Conviction of trucker sets legal precedent on drowsy driving
With his appeals exhausted, a New York trucker will do time after being convicted of involuntary manslaughter and vehicular homicide in a 2010 crash in Pennsylvania that killed another trucker.
Richard Pedota, 50, of Woodside, N.Y., had attempted to get the Pennsylvania Supreme Court to intervene in his case. But the state’s highest court refused to hear the case, essentially affirming Pedota’s initial conviction. Pedota’s sentence is for two to four years.
On Sept. 2, 2010, Pedota’s 18-wheeler drifted onto the shoulder of eastbound I-78 in Lower Saucon Township, Pa., where it hit and killed Mario Chacon, 52, of Palmer Township, Pa. According to reports and testimony in the case, Chacon was lawfully pulled over on the side of the road.
The case is also significant in that it establishes future legal precedent for all drivers in Pennsylvania, that driving while drowsy has become sufficient evidence for prosecutors to secure a conviction under the state’s criminal and vehicle codes, according to Northampton County Assistant District Attorney Richard Pepper.
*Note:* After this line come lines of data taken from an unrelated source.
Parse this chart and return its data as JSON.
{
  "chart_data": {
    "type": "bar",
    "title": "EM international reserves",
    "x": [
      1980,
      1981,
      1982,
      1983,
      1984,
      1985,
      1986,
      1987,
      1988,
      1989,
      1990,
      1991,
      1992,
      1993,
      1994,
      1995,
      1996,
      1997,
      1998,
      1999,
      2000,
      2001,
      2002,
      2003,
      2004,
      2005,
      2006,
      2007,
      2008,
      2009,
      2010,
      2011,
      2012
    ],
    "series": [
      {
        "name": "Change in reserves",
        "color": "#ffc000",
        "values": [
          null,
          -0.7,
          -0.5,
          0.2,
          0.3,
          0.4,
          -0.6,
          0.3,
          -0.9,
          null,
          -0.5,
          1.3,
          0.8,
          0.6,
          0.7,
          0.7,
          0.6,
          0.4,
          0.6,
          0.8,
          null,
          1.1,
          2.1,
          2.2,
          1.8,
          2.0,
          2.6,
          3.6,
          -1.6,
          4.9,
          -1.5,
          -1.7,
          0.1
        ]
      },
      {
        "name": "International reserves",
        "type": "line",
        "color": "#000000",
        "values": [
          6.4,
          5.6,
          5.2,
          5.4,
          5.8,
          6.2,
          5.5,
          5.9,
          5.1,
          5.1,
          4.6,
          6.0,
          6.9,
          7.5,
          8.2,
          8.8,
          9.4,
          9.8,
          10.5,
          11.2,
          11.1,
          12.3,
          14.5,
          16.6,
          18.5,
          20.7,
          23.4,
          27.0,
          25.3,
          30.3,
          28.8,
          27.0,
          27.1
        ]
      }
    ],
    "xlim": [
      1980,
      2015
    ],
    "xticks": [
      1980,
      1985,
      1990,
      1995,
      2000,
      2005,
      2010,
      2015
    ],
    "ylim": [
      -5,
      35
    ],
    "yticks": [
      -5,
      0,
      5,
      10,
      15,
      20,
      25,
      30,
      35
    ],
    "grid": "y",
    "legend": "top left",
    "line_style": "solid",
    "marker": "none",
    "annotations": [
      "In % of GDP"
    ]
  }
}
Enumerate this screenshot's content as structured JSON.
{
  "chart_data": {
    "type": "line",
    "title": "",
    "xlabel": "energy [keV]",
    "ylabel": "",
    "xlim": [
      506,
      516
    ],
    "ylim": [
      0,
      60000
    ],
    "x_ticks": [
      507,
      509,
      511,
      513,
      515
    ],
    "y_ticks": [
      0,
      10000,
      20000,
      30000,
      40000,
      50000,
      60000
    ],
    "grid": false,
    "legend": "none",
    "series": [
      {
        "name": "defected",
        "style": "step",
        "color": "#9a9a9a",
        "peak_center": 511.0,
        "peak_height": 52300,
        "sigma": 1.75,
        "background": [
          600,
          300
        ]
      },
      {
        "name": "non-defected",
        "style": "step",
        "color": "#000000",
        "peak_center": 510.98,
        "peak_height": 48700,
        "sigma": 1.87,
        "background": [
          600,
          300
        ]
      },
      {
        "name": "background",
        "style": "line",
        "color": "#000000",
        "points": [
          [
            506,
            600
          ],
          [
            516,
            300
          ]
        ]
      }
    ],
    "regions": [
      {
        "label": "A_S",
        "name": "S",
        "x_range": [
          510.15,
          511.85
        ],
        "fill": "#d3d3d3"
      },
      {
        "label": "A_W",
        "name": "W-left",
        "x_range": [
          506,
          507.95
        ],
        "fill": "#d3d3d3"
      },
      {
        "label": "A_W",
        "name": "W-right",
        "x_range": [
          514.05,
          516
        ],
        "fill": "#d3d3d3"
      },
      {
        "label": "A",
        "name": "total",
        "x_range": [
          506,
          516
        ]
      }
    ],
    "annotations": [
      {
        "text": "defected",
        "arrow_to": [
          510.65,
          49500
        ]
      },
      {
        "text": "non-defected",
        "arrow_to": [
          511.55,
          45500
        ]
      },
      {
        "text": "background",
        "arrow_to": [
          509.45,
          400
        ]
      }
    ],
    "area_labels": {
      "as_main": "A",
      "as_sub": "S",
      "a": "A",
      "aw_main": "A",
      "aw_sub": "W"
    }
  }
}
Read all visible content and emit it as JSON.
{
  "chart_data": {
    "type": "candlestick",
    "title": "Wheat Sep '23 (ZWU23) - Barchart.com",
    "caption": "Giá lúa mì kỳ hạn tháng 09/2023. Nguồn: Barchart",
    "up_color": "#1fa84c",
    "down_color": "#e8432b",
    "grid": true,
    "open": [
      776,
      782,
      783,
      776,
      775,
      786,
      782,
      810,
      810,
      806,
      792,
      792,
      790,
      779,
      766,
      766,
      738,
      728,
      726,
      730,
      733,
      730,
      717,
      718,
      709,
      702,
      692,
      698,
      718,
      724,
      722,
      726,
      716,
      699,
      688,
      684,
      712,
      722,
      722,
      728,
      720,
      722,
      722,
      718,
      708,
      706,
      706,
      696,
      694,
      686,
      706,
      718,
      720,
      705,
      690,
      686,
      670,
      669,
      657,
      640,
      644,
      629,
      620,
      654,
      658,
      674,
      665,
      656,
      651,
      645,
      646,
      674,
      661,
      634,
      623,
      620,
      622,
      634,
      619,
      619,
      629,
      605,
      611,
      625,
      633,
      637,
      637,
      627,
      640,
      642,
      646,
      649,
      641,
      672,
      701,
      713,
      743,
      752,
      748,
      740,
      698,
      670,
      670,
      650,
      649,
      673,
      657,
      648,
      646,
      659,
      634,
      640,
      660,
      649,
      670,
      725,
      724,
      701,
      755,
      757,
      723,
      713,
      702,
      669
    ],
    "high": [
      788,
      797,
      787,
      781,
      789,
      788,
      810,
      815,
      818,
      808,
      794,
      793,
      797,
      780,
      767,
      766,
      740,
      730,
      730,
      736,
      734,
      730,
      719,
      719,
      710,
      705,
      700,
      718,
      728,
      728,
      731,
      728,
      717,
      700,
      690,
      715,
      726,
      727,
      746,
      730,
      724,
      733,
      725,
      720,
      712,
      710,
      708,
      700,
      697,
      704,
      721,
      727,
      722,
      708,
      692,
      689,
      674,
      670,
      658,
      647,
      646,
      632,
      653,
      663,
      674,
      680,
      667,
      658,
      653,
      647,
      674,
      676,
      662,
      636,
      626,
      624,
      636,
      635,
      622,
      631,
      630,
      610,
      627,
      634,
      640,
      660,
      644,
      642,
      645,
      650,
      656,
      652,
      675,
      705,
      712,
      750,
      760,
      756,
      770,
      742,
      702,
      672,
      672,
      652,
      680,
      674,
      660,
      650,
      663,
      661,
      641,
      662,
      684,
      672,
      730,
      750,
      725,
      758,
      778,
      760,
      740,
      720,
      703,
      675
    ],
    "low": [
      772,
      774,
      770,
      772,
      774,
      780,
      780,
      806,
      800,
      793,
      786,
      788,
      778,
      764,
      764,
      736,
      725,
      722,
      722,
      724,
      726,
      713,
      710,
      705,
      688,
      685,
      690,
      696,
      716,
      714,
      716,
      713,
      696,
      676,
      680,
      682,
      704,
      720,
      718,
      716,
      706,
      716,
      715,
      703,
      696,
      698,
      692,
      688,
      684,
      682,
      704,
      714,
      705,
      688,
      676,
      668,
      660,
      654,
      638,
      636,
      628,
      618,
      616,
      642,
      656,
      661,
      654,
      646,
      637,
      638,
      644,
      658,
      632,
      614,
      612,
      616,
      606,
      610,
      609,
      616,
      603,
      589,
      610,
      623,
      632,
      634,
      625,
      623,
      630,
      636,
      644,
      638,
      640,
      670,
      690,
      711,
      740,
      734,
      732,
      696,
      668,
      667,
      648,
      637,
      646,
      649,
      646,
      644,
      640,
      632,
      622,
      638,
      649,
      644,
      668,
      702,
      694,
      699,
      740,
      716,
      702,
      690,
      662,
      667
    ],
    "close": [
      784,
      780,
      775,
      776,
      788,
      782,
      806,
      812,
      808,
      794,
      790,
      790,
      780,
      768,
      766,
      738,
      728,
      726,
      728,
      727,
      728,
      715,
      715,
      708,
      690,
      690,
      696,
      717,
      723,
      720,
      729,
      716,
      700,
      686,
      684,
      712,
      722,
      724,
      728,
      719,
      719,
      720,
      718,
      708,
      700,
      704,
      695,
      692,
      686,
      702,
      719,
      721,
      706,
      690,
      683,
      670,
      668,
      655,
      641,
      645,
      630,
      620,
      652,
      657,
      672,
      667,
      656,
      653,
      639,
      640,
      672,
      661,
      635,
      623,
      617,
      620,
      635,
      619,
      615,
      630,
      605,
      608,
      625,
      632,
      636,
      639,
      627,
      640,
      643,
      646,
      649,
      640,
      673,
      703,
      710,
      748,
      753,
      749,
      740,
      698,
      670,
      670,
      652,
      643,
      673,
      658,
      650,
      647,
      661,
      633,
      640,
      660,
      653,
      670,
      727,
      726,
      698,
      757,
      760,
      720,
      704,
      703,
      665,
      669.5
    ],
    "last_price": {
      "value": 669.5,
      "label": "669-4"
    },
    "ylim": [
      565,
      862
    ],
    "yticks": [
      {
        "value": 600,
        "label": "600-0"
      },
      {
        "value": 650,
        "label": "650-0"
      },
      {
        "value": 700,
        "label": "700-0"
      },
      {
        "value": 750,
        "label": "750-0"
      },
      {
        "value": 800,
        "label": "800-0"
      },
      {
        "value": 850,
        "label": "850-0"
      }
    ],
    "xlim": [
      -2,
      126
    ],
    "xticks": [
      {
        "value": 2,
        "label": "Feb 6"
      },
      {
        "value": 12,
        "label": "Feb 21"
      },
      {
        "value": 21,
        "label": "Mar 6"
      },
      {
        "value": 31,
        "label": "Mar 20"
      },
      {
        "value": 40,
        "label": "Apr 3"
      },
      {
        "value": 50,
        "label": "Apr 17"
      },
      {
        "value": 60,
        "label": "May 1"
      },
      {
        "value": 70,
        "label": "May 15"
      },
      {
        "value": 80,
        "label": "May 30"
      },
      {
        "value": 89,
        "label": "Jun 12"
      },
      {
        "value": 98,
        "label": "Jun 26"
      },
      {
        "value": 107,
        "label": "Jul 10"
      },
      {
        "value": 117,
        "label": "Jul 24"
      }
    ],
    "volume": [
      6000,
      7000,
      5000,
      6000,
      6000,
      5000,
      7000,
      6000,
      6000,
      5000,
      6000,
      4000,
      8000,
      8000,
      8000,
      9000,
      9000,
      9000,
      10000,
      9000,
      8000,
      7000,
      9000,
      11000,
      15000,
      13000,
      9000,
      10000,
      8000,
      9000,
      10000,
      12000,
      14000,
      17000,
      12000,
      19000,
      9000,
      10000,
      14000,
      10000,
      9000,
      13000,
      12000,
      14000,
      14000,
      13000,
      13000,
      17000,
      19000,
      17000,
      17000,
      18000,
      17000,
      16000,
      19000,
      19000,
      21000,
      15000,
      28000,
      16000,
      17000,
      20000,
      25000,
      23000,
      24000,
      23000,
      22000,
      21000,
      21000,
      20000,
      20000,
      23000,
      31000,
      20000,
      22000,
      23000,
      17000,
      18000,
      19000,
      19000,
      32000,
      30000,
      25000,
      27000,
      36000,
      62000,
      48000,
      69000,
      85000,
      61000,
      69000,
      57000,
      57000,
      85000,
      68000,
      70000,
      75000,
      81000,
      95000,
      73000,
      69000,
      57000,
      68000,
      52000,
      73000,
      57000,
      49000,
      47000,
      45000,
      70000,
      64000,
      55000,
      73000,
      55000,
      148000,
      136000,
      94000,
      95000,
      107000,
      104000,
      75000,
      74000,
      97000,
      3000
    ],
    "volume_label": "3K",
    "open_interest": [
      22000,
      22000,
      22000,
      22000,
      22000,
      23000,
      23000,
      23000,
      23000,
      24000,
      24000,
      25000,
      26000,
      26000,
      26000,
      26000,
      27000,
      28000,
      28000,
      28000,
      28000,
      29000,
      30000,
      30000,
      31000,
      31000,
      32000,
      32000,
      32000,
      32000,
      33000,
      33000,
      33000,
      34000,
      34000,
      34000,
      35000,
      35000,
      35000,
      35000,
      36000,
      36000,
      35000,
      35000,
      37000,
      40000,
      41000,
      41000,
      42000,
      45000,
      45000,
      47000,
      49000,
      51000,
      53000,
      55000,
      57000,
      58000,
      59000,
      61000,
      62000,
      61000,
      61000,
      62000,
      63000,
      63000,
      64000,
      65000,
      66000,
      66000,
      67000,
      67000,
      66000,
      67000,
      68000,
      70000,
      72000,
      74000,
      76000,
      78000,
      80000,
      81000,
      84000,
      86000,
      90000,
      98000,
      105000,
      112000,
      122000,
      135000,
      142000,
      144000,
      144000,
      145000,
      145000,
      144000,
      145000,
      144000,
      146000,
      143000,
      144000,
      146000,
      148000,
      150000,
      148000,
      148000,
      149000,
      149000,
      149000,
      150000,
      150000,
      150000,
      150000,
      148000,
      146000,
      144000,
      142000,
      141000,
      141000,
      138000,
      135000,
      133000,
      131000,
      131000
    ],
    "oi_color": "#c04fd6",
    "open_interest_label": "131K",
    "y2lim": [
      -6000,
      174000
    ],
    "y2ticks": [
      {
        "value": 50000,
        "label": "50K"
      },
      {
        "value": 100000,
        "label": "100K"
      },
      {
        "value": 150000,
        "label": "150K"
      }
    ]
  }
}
“This case has finally answered the question of whether falling asleep behind the wheel or more specifically continuing to operate a vehicle on Pennsylvania highways in the face of known drowsiness or falling asleep is sufficient factual evidence to satisfy the standard of criminal recklessness or gross negligence under the crimes code of involuntary manslaughter, and under the vehicle code of homicide by vehicle,” Pepper told Land Line.
Pepper said Pedota had done a run from New Jersey to Harrisburg, and was returning to New Jersey on the morning of Sept. 2, 2010. According to Pepper, Pedota was driving in a legal manner beforehand and was not speeding, under the influence of drugs or alcohol, or on the road an excessive period of time.
In February, Pedota’s conviction was affirmed by the Superior Court, and his bid for re-argument was later rejected. On Aug. 29, the state Supreme Court denied Pedota’s request that it hear his appeal.
Pedota remains free. Pepper said he expects the court will soon schedule a hearing on the case, or issue an order requiring Pedota to report to prison.